One is some­times con­scious of read­ing a work that has been dic­tated, rather than pur­pose­fully shaped into a writ­ten nar­ra­tive. The chronol­ogy jumps around a lit­tle, and some pas­sages de­volve into lists of sig­nif­i­cant peo­ple Quinn has known.

At one point, a char­ac­ter sketch of the writer and ed­i­tor Eric Baume breaks off sud­denly to record the date, April 25, 1967, and the fact that Quinn has just learned of his death the pre­vi­ous day.

But Quinn proves to be an agree­able and un­pre­ten­tious mem­oirist.

Though the text is rough in places, it is in­vari­ably read­able and con­tains any num­ber of in­ter­est­ing anec­dotes.

The ed­i­tors, Stephen and Jill Ire­land, are to be com­mended for the sub­stan­tial vol­ume they have as­sem­bled around Quinn’s man­u­script.

The Years that the Lo­cust hath Eaten has been sup­ple­mented with a good deal of con­tex­tu­al­is­ing his­tor­i­cal ma­te­rial, in­clud­ing bi­o­graph­i­cal pro­files of the book’s most im­por­tant fig­ures, pho­to­graphs, news­pa­per ar­ti­cles, let­ters, and hand­writ­ten po­ems by Gil­more and Roderic Quinn.

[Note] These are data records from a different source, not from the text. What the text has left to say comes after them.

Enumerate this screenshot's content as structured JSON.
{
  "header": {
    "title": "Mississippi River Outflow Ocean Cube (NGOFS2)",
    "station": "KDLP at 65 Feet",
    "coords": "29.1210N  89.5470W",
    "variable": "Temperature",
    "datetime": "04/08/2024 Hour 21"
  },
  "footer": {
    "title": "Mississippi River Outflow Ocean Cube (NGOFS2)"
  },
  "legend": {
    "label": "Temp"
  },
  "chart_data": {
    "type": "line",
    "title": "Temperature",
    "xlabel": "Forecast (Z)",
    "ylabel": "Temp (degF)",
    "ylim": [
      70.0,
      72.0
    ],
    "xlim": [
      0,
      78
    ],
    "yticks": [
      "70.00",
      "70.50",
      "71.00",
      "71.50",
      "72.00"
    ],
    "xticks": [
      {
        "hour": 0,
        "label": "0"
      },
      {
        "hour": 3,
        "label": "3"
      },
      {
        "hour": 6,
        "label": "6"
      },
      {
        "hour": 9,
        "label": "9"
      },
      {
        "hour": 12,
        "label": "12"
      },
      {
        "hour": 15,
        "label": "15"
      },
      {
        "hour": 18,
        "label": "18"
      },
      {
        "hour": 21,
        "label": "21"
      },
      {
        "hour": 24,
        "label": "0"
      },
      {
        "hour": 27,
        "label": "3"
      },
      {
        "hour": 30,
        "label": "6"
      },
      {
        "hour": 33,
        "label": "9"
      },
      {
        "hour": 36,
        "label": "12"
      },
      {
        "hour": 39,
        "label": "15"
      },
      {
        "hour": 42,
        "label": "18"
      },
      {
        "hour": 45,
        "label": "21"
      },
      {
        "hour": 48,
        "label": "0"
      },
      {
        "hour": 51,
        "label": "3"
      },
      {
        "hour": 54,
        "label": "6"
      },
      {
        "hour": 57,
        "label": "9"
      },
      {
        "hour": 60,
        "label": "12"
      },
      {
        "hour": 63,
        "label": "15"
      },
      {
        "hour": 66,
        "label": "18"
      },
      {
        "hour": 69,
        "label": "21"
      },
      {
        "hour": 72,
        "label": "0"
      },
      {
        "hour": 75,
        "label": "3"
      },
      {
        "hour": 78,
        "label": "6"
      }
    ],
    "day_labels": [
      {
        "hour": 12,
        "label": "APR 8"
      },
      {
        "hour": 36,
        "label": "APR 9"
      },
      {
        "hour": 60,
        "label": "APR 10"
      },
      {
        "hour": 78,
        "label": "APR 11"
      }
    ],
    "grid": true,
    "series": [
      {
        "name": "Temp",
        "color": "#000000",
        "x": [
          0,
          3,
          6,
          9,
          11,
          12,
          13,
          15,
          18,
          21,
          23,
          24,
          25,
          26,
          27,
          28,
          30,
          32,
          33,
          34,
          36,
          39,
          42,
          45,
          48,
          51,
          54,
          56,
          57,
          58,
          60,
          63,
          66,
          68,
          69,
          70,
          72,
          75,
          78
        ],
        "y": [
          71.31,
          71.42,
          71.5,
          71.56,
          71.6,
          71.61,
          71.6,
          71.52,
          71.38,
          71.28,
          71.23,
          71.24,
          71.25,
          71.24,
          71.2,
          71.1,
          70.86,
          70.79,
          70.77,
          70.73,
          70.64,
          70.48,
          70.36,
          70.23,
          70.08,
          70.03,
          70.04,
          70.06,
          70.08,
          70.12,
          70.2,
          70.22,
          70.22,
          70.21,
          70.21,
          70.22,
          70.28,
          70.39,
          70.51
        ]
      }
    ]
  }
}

In her el­e­gaic final chap­ter, Quinn ex­presses her grat­i­tude at hav­ing ex­pe­ri­enced first hand the ‘‘ cli­mate of po­etry’’ that sur­rounded The Bul­letin in the early decades of the last cen­tury and re­flects that ‘‘ my forte was look­ing on’’.

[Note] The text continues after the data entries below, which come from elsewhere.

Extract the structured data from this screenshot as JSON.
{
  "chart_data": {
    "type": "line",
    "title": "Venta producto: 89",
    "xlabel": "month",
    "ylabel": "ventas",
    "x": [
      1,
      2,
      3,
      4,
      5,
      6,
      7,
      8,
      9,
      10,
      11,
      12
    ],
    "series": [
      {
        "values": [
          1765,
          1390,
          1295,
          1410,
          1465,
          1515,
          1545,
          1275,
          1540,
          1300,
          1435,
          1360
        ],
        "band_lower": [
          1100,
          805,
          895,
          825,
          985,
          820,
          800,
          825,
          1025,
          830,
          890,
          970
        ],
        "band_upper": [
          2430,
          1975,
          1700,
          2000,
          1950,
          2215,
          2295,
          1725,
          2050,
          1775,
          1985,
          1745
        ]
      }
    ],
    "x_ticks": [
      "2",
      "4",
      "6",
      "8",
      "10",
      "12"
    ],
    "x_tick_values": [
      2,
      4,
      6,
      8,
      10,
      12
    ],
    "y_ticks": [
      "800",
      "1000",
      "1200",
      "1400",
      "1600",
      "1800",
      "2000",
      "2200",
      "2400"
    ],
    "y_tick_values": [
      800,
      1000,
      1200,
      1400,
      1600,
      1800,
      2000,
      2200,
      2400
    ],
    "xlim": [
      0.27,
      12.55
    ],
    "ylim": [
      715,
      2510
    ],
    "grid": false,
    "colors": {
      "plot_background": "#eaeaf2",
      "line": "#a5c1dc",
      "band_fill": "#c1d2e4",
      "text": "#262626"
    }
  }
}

It is a char­ac­ter­is­ti­cally mod­est ob­ser­va­tion from a writer who re­veals rel­a­tively lit­tle about her own lit­er­ary as­pi­ra­tions, but the many valu­able rem­i­nis­cences pre­served in this vol­ume sug­gest that Quinn’s self­assess­ment is not un­just. James Ley is a Melbourne-based lit­er­ary critic.